Why does this need to be installed here when previously agentless technologies was sufficient
As someone who works in offensive Cybersecurity doing Red Teamings, where most of my job is to bypass and evade such solutions, I can say that bypassing agent less technologies is so much easier than agented ones. While you can access most of the logs remotely, having an agent helps you extremely with catching 0-day malware, since you can scan memory (that one is a bitch to bypass and usually how we get caught), or hook syscalls which you can then correlate.
Oh, an unknown unsigned process just called RWX memory allocation, loaded a crypto binary, and spawned a thread in another process that’s trying to execute it? Better scan that memory and see what it’s up to. That is something you cannot do remotely.
Insane that these people are the ones making the decisions
A few years ago when my org got the ask to deploy the CS agent in linux production servers and I also saw it getting deployed in thousands of windows and mac desktops all across, the first thought that came to mind was “massive single point of failure and security threat”, as we were putting all the trust in a single relatively small company that will (has?) become the favorite target of all the bad actors across the planet. How long before it gets into trouble, either because if it’s own doing or due to others?
I guess that we now know
No bad actors did this, and security goes in fads. Crowdstrike is king right now, just as McAfee/Trellix was in the past. If you want to run around without edr/xdr software be my guest.
All of the security vendors do it over enough time. McAfee used to be the king of them.
https://www.zdnet.com/article/defective-mcafee-update-causes-worldwide-meltdown-of-xp-pcs/
My dad needed a CT scan this evening and the local ER’s system for reading the images was down. So they sent him via ambulance to a different hospital 40 miles away. Now I’m reading tonight that CrowdStrike may be to blame.
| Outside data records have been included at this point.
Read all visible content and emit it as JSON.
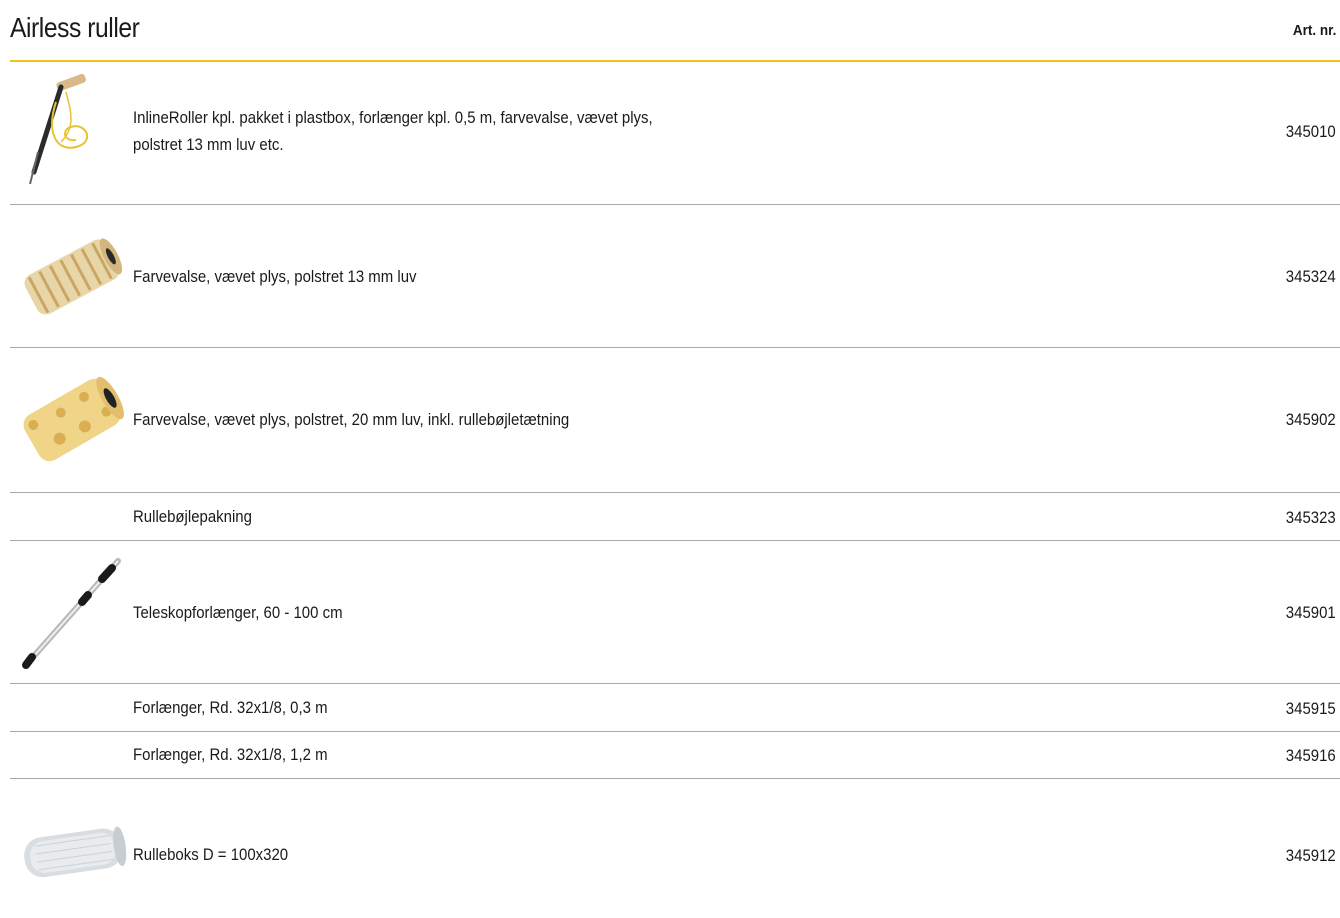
{
  "header": {
    "title": "Airless ruller",
    "art_nr_label": "Art. nr."
  },
  "colors": {
    "accent_rule": "#f0c419",
    "divider": "#a8a8a8"
  },
  "items": [
    {
      "desc_line1": "InlineRoller kpl. pakket i plastbox, forlænger kpl. 0,5 m, farvevalse, vævet plys,",
      "desc_line2": "polstret 13 mm luv etc.",
      "code": "345010",
      "icon": "inline-roller-kit-image"
    },
    {
      "desc": "Farvevalse, vævet plys, polstret 13 mm luv",
      "code": "345324",
      "icon": "roller-sleeve-13mm-image"
    },
    {
      "desc": "Farvevalse, vævet plys, polstret, 20 mm luv, inkl. rullebøjletætning",
      "code": "345902",
      "icon": "roller-sleeve-20mm-image"
    },
    {
      "desc": "Rullebøjlepakning",
      "code": "345323"
    },
    {
      "desc": "Teleskopforlænger, 60 - 100 cm",
      "code": "345901",
      "icon": "telescopic-extension-image"
    },
    {
      "desc": "Forlænger, Rd. 32x1/8, 0,3 m",
      "code": "345915"
    },
    {
      "desc": "Forlænger, Rd. 32x1/8, 1,2 m",
      "code": "345916"
    },
    {
      "desc": "Rulleboks D = 100x320",
      "code": "345912",
      "icon": "roller-box-image"
    }
  ]
}
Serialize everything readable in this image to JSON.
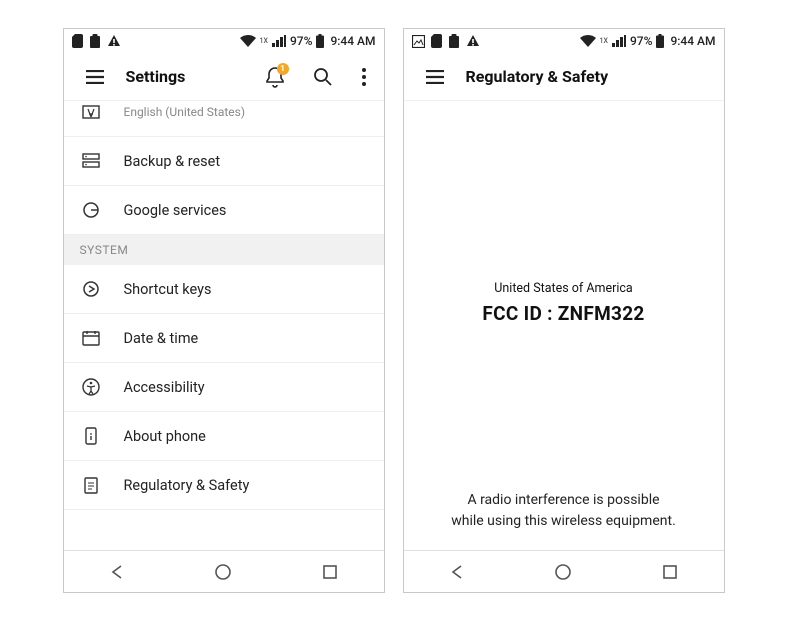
{
  "status": {
    "battery": "97%",
    "time": "9:44 AM",
    "network_small": "1X"
  },
  "screen1": {
    "title": "Settings",
    "notif_badge": "1",
    "partial_item": {
      "sublabel": "English (United States)"
    },
    "items": [
      {
        "label": "Backup & reset"
      },
      {
        "label": "Google services"
      }
    ],
    "system_header": "SYSTEM",
    "system_items": [
      {
        "label": "Shortcut keys"
      },
      {
        "label": "Date & time"
      },
      {
        "label": "Accessibility"
      },
      {
        "label": "About phone"
      },
      {
        "label": "Regulatory & Safety"
      }
    ]
  },
  "screen2": {
    "title": "Regulatory & Safety",
    "country": "United States of America",
    "fcc_id": "FCC ID : ZNFM322",
    "notice_line1": "A radio interference is possible",
    "notice_line2": "while using this wireless equipment."
  }
}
We had a bad CrowdStrike update years ago where their network scanning portion couldn’t handle a load of DNS queries on start up. When asked how we could switch to manual updates we were told that wasn’t possible. So we had to black hole the update endpoint via our firewall, which luckily was separate from their telemetry endpoint. When we were ready to update, we’d have FW rules allowing groups to update in batches. They since changed that but a lot of companies just hand control over to them. They have both a file system and network shim so it can basically intercept **everything **
I’m so exhausted… This is madness. As a Linux user I’ve busy all day telling people with bricked PCs that Linux is better but there are just so many. It never ends. I think this is outage is going to keep me busy all weekend.
🙄 and then everyone clapped
A month or so ago a crowdstrike update was breaking some of our Linux vms with newer kernels. So it’s not just the os.
How? I’m really curious to learn.
Crowdstrike bricked networking on our linuxes for quite a few versions.
I don’t know how on either one. I just know it happened.
You’re comment I came looking for. You get a standing ovation or something.